Now aluminum wiring started in the 40s or 50s??  if you look in the breaker panel you can tell it is not copper.  probably in several million homes??  I believe the current fix is to crimp on pigtails to all ends and replace the old switches and outlets... varies but think it is running $2500 to $5500 per house to correct... aluminum vibrates when it gets a little loose causing resistance and then heat.. hence the problem.

lots of homes have black pipe or steel pipe water lines used a lot in older homes and it is OK but it rusts inside and then as the corrosion continues the pipe gets weak at the joints mostly and often can fill up  and restrict water flow

all this being said I have seen extension cords run behind finished walls,  I have heard people removing 40amp breakers and replacing with 50amp breakers because the 40amp keeps tripping.  Just be aware of what you have and if you don't like knob and tube then don't buy it.. if you don't like lead paint then don't buy it.  Vermiculite insulation bad then don't buy it. 

if your house has knob and tube wiring and a cracked chimney tile you may want to fix the chimney tile before worrying about the knob and tube.. 
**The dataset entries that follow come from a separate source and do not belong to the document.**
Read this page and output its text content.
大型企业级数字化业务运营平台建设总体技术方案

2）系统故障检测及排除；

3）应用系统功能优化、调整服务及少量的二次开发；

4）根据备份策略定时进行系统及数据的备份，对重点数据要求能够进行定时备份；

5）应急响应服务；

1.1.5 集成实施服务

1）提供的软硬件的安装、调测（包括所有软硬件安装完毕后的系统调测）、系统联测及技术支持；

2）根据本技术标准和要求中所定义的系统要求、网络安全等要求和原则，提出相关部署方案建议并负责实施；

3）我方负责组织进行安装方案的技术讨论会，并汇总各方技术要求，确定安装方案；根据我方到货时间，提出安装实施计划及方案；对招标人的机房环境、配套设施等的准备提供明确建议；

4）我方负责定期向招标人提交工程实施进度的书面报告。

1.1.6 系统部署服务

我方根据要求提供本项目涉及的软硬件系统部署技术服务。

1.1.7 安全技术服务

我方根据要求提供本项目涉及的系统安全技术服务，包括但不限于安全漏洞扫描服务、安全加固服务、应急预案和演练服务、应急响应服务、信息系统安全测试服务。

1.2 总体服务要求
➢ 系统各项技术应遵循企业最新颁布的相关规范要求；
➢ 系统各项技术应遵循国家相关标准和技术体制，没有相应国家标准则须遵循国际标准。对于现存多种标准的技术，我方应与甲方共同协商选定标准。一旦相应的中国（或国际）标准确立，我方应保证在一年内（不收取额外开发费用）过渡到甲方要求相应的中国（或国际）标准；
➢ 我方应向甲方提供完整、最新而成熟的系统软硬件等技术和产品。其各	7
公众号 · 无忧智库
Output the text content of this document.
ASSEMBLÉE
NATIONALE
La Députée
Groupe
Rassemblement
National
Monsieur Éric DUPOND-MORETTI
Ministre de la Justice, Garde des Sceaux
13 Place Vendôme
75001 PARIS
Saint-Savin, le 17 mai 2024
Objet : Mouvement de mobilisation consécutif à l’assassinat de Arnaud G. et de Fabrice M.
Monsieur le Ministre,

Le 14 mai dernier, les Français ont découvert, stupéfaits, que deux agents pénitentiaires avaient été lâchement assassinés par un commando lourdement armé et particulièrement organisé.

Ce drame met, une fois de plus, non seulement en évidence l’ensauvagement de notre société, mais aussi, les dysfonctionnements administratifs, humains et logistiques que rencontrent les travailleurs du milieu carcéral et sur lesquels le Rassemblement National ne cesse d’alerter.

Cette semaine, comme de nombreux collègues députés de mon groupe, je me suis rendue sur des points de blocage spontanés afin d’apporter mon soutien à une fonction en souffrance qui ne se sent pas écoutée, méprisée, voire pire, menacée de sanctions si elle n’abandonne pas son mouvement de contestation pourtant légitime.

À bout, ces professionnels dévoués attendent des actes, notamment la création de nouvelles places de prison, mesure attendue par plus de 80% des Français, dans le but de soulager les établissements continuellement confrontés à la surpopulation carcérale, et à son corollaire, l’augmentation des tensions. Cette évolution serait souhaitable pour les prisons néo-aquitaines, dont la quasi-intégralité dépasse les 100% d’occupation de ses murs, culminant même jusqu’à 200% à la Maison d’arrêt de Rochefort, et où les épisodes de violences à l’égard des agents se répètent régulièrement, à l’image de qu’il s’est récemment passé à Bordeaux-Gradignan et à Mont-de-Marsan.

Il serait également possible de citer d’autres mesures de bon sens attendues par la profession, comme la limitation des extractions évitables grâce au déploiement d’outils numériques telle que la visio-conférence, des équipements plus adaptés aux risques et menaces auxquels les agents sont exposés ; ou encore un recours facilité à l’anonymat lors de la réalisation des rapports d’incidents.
some people are OK speeding by schools and some of us are not.  some are ok driving with bad brakes and no tread tires  and some of us would rather not.  risk and ethics are similar and personal. 

hope this has helped but not so sure it answers your questions. keep laughing and be a good human.

Originally posted by @Manolo D. :

Jerry W. Christopher B. while I agree with replacing it is safer for the new buyer, I still don't have the grasp on why you need the system needs a re-do. I might be looking at it in the wrong way, legally even if you pull a permit, grandfathered items are your choice either stay or change, I am only saying you don't have to. Safety wise, it is not, cost to benefit value, it's a matter of opinion.

 Local governments operate differently. Here in Knoxville, TN, if I did anything electrical wise to a hourse that has knob and tube they would have me bring it to modern code. They're trying to get the housing stock up to current codes. If I moved nothing and just replaced recepticles I may be able to pass code due to it being grandfathered but I wouldn't buy a house with old electrical like that unless it is cheap enough to replace it all. It's just how I operate. Now I've remodeled houses that had copper wiring but not the grounds that you see in the 50' and 60's houses without doing rewires. To pass code we put gfci breakers in at the box for all bathroom, kitchens, etc. This is substantially cheaper and just as safe imo. Heck, I did it on my personal, 1950's home 6yrs ago.

This is really a question for your local plan review/permitting department.  Set up an appointment with them so you can ask when bringing everything up to code is required.

If you touch any electric, they are going to want to see GFCIs in the kitchen and bathrooms.  Apprently in Austin they are now requiring AFCI as well.  I assume that may affect you as well.

Check out a book on home inspections and see what they look for and report....or the home inspectors forum online.
Three issues...all previously mentioned. You may limit your insurance choices, you may be forced to bring some items up to code if you do any work on the house and lastly, if you flip you will have the buyers inspector weighing in...and buyers imagine the worse sometimes.